According to U.S. property broker Redfin, home values dropped 20.5% in October 2020 from a year before to $136,000 in the 95969 zip code in Paradise, California -- an area that was devastated by record-breaking wildfires in 2018 -- a bigger decline than any other zip code in the U.S.
Redfin's analysis is based on Redfin Estimate data on median home values in U.S. zip codes with more than 10,000 occupied housing units in October 2020, compared with October 2019. The analysis excludes Manhattan zip codes in New York City due to insufficient data.
"Relative affordability is luring some buyers into certain wildfire-prone parts of California, but Paradise is not one of them," said Redfin chief economist Daryl Fairweather. "Much of the town was destroyed by the Camp fire two years ago, and the pandemic halted a return to normal life, including a pause on rebuilding the nearly 14,000 homes that were lost in the fire. Most of the properties for sale right now are empty lots where homes used to be. The devastation caused by past fires and the looming threat of future wildfires are causing buyers to look elsewhere."

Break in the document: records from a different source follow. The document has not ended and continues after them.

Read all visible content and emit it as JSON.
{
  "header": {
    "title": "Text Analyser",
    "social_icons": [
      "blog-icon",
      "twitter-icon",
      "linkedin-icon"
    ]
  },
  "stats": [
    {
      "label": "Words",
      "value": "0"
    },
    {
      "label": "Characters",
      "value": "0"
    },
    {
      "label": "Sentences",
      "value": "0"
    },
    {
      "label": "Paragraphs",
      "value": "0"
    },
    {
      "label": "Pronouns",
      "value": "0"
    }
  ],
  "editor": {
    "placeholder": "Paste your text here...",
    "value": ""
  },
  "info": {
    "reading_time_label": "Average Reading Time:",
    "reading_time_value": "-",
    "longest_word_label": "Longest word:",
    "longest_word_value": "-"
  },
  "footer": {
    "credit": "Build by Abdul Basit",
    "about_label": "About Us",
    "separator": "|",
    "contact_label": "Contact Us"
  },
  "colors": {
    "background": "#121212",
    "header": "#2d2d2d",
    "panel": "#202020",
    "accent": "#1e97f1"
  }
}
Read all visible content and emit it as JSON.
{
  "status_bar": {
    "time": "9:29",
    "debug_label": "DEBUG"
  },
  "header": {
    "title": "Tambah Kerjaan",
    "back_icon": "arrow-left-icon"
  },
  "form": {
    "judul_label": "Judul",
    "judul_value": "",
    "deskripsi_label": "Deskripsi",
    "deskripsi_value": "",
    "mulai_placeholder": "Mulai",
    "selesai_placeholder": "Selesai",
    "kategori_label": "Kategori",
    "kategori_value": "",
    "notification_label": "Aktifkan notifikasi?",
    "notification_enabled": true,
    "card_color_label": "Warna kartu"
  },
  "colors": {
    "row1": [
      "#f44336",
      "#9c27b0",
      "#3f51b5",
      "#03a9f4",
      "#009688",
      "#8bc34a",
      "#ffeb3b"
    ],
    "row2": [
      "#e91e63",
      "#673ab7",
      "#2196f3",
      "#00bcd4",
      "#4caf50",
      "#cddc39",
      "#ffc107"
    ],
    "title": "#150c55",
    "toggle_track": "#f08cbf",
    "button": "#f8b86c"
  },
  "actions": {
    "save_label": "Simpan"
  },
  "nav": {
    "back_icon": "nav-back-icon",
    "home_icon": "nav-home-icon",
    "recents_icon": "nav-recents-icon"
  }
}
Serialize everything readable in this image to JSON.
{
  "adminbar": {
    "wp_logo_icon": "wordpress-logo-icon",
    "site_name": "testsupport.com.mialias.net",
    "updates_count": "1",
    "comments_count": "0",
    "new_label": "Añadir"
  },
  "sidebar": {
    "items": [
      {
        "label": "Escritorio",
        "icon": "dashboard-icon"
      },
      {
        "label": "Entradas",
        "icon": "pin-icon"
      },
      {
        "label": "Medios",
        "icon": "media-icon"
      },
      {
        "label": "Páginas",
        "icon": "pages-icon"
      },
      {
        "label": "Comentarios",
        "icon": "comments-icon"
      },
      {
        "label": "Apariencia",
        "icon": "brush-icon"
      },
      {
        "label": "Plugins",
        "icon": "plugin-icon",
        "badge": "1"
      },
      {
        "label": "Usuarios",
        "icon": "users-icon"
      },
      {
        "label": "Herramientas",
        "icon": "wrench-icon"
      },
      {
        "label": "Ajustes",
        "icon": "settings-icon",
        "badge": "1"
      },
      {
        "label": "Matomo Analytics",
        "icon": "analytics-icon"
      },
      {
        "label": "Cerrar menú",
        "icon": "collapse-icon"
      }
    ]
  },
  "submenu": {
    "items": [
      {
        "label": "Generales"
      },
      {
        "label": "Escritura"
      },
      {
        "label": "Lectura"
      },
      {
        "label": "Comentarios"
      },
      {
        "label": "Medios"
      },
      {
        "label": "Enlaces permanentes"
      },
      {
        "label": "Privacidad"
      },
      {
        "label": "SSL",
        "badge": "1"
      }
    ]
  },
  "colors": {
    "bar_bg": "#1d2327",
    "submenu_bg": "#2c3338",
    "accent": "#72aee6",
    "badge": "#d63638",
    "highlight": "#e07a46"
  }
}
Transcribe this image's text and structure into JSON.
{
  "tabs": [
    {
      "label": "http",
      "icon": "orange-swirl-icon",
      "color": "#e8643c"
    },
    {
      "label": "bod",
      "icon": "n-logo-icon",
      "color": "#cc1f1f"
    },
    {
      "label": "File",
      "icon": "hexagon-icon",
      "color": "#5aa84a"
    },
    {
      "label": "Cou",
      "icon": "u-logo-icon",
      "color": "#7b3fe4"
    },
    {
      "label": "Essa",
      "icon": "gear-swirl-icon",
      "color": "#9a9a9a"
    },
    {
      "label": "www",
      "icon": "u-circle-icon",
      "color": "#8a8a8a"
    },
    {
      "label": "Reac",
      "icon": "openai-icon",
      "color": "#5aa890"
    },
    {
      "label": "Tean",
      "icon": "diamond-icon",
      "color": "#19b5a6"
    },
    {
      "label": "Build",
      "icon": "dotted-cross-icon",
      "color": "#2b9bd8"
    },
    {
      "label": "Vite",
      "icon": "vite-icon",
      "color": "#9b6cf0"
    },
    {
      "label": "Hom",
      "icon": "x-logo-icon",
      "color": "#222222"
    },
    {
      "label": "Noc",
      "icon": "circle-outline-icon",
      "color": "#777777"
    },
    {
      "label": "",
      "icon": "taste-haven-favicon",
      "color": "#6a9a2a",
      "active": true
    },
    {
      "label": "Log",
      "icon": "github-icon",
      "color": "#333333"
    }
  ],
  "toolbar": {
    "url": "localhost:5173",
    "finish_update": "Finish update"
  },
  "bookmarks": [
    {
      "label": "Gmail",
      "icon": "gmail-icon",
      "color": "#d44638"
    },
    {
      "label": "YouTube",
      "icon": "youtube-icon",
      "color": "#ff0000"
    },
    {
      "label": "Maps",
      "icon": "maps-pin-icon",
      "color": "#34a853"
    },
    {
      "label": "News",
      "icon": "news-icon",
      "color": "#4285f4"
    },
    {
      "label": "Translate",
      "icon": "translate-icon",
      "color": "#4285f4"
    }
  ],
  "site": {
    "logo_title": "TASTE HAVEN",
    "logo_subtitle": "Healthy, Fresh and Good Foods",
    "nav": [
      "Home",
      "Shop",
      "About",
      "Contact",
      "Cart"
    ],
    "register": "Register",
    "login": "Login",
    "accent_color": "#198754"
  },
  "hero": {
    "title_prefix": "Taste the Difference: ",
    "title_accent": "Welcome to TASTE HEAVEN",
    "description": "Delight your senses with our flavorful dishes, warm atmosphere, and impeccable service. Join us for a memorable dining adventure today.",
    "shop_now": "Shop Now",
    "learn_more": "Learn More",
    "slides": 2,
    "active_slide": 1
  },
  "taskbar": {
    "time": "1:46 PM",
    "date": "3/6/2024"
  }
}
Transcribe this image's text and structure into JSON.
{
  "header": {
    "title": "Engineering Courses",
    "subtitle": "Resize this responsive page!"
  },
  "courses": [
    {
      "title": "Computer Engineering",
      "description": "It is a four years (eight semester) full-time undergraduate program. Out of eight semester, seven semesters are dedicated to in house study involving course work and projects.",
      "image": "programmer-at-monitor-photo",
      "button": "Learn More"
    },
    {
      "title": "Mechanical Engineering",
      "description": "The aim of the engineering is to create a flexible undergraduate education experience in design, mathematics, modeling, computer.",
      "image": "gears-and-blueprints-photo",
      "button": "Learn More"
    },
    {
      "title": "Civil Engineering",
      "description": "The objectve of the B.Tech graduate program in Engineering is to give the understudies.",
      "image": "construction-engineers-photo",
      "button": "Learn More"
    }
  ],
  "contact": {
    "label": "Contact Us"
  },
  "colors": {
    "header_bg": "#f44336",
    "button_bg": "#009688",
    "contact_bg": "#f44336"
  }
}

The 44839 zip code in Sandusky, Ohio experienced the next-biggest drop, with values falling 9.3% year over year to $185,000 in October. Another Sandusky zip code, 44870--home to Cedar Point amusement park, which was closed until July due to the coronavirus pandemic--saw the sixth-biggest home-value drop in October, with values declining 5.8% year over year to $89,000.
Next comes the 97201 zip code in downtown Portland, Oregon, where police officers and protestors have been clashing for the last several months. Home values there fell 7.5% year over year to $427,000 in October.
"Peaceful and violent protests have persisted in downtown Portland since the beginning of the summer, and they've been disruptive to people living in the area and driven homebuyers to other parts of the city," said Portland Redfin agent Nicole Arnold. "The civil unrest combined with empty office buildings, closed restaurants and remote workers' desire for large homes with a lot of outdoor space have caused home values to decline in the heart of downtown, where homes are relatively small and expensive."
Six of the 15 zip codes where home values have dropped most are in Brooklyn or Queens, with values dropping 4.8% year over year to $493,000 in Forest Hills and 4.4% year over year to $823,000 in Bedford-Stuyvesant/Crown Heights.
Declining home values in parts of New York City come as the coronavirus pandemic drives many remote workers out of densely populated neighborhoods and into more suburban and rural areas where they can find more spacious homes for less money.
"I've helped a few clients sell apartments in Queens to move to different areas because they're either working from home full time or only have to commute into the city once a week," said New York Redfin agent Martin Freiman. "A few people have moved upstate, and others moved to Florida and Pennsylvania, where they can find single-family homes with outdoor space for less money. Some of them were considering leaving the city for a slower pace of life even before the pandemic, and it pushed them to make a decision. Sellers are still adjusting to the new market, where homes are selling for a bit less than they used to."
"But I'm starting to see buyers regain interest in the city with the election behind us and promising vaccine news," Freiman continued. "Young people who want to be close to the action once the city reopens and empty nesters who are downsizing are taking another look at urban life."
The 11355 zip code in Flushing, Queens, where home values dropped 4.2% year over year to roughly $642,000, is home to Flushing Chinatown. Travel restrictions from China to the U.S. due to the coronavirus, along with difficulty securing loans for Chinese buyers, is one reason for falling home values in that area.
Home values also dropped in part of downtown San Francisco, where many remote tech workers have left the city, and parts of Waikiki and the Las Vegas Strip, tourist destinations that have fallen off in popularity due to the pandemic.
The home-value declines in certain parts of the country come while values rise in most of the U.S. as the pandemic fuels Americans' desire to move.